Childhood extracranial GCTs, arising from primordial germ cells, are broadly classified into teratomas, malignant GCTs, and mixed malignant GCTs. Malignant GCTs are subdivided into seminomatous and nonseminomatous GCTs. Seminomatous GCTs are further classified into seminoma, dysgerminoma, and germinoma; nonseminomatous GCTs are divided into yolk sac tumor, choriocarcinoma, embryonal carcinoma, and gonadoblastoma.[2]

The development of a secondary somatic-type malignant component from a primary GCT is a documented phenomenon; however, those arising from testicular masses are rare.[3] Possible secondary somatic-type malignancies include adenocarcinoma, primitive neuroectodermal tumor, RMS, and leukemia.[4] It is presumed that the RMS arises from the teratoma component of the mixed germ cell neoplasia. Teratomas in postpubertal males are malignant and often contain highly atypical areas resembling sarcomas, but these are generally intermixed with other more mature teratomatous elements. To be accurately classified as a “teratoma with somatic-type malignancy” requires overgrowth of the sarcoma, or less commonly carcinoma, to occupy at least a low power (×4) field.[5] The growth may be nodular or infiltrative.[3] In our case, the primitive myogenic sarcoma comprised more than half of the neoplasm.

Primitive malignant sarcomas are seen in rare cases of spermatocytic seminoma, including a few where the sarcoma is a RMS; however, these tumors generally arise in older adult men and have a seminoma component, which was not seen in our case.[5] Yolk sac tumors may also occasionally harbor a component of malignant sarcoma. On occasion, metastatic disease will harbor sarcomatous elements, not seen in the primary neoplasm.[3]

Currently, there are several reported cases that demonstrate the challenge of treating patients with testicular tumors with associated rhabdomyosarcomatous components. The major challenge in treating these tumors is that the chemosensitivities of GCT and RMS do not overlap; GCT is sensitive to cisplatin while RMS is not.[3] One of the earliest reports of sarcomatous differentiation from a testicular GCT shows that following eradication of the primary germ cell component by cisplatin therapy, the sarcomatous component, which was a minor component in the initial specimen, became the predominant species.[6] Stamatiou et al. also describe a similar case with the treatment of the GCT with cisplatin therapy. The patient, in this case, died after metastasis-related complications.[7] These two aforementioned cases highlight that although GCT may be the primary tumor, failure to consider the sarcomatous component in therapy may be deadly to the patient. Remaining reports highlight various methods of therapy, for example: one targeting the GCT component, one targeting the rhabdomyosarcomatous component, and one utilizing surgical resection without chemotherapy.[3],[6],[8] These cases demonstrate the lack of clear treatment guidelines.

Our greatest challenge in prescribing treatment for this tumor was understanding how to target the disparate components.

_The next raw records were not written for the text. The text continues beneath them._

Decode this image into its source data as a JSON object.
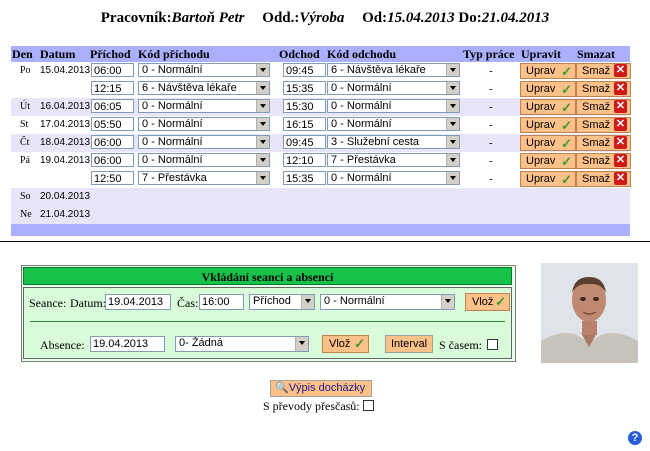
{
  "header": {
    "pracovnik_label": "Pracovník:",
    "pracovnik_value": "Bartoň Petr",
    "odd_label": "Odd.:",
    "odd_value": "Výroba",
    "od_label": "Od:",
    "od_value": "15.04.2013",
    "do_label": "Do:",
    "do_value": "21.04.2013"
  },
  "table": {
    "columns": {
      "den": "Den",
      "datum": "Datum",
      "prichod": "Příchod",
      "kod_prichodu": "Kód příchodu",
      "odchod": "Odchod",
      "kod_odchodu": "Kód odchodu",
      "typ_prace": "Typ práce",
      "upravit": "Upravit",
      "smazat": "Smazat"
    },
    "rows": [
      {
        "den": "Po",
        "datum": "15.04.2013",
        "prichod": "06:00",
        "kod_prichodu": "0 - Normální",
        "odchod": "09:45",
        "kod_odchodu": "6 - Návštěva lékaře",
        "typ": "-",
        "upravit": "Uprav",
        "smazat": "Smaž"
      },
      {
        "den": "",
        "datum": "",
        "prichod": "12:15",
        "kod_prichodu": "6 - Návštěva lékaře",
        "odchod": "15:35",
        "kod_odchodu": "0 - Normální",
        "typ": "-",
        "upravit": "Uprav",
        "smazat": "Smaž"
      },
      {
        "den": "Út",
        "datum": "16.04.2013",
        "prichod": "06:05",
        "kod_prichodu": "0 - Normální",
        "odchod": "15:30",
        "kod_odchodu": "0 - Normální",
        "typ": "-",
        "upravit": "Uprav",
        "smazat": "Smaž"
      },
      {
        "den": "St",
        "datum": "17.04.2013",
        "prichod": "05:50",
        "kod_prichodu": "0 - Normální",
        "odchod": "16:15",
        "kod_odchodu": "0 - Normální",
        "typ": "-",
        "upravit": "Uprav",
        "smazat": "Smaž"
      },
      {
        "den": "Čt",
        "datum": "18.04.2013",
        "prichod": "06:00",
        "kod_prichodu": "0 - Normální",
        "odchod": "09:45",
        "kod_odchodu": "3 - Služební cesta",
        "typ": "-",
        "upravit": "Uprav",
        "smazat": "Smaž"
      },
      {
        "den": "Pá",
        "datum": "19.04.2013",
        "prichod": "06:00",
        "kod_prichodu": "0 - Normální",
        "odchod": "12:10",
        "kod_odchodu": "7 - Přestávka",
        "typ": "-",
        "upravit": "Uprav",
        "smazat": "Smaž"
      },
      {
        "den": "",
        "datum": "",
        "prichod": "12:50",
        "kod_prichodu": "7 - Přestávka",
        "odchod": "15:35",
        "kod_odchodu": "0 - Normální",
        "typ": "-",
        "upravit": "Uprav",
        "smazat": "Smaž"
      }
    ],
    "empty_days": [
      {
        "den": "So",
        "datum": "20.04.2013"
      },
      {
        "den": "Ne",
        "datum": "21.04.2013"
      }
    ]
  },
  "entry": {
    "title": "Vkládání seancí a absencí",
    "seance_label": "Seance:",
    "datum_label": "Datum:",
    "datum_value": "19.04.2013",
    "cas_label": "Čas:",
    "cas_value": "16:00",
    "direction_value": "Příchod",
    "code_value": "0 - Normální",
    "insert_label": "Vlož",
    "absence_label": "Absence:",
    "absence_date": "19.04.2013",
    "absence_code": "0- Žádná",
    "insert2_label": "Vlož",
    "interval_label": "Interval",
    "s_casem_label": "S časem:"
  },
  "footer": {
    "vypis_label": "Výpis docházky",
    "prevody_label": "S převody přesčasů:",
    "help_label": "?"
  },
  "colors": {
    "table_header": "#aab0ff",
    "row_alt": "#e6e6f8",
    "button": "#fcc089",
    "panel_title": "#17c24a",
    "panel_bg": "#d9fbd9"
  }
}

Current literature suggests that active surveillance strategies are the recommended treatment for Stage I testicular GCT due to their effectiveness and minimization of adverse effects from chemotherapy and radiation.[9] Because this patient's primary testicular GCT was Stage I, we chose to follow the strategy of COG study AGCT0132, which describes that surgery and surveillance are sufficient in managing patients with low-risk non-seminoma tumors.[1] Furthermore, we targeted the RMS component with chemotherapy as indicated in the current literature. According to COG protocol ARST0331, in cases of low-risk RMSs, a 24-week therapy schedule is recommended with 4 cycles of vincristine, dactinomycin, and cyclophosphamide followed by 4 cycles of vincristine and dactinomycin.[10] We followed this protocol, and the patient finished treatment without any complication.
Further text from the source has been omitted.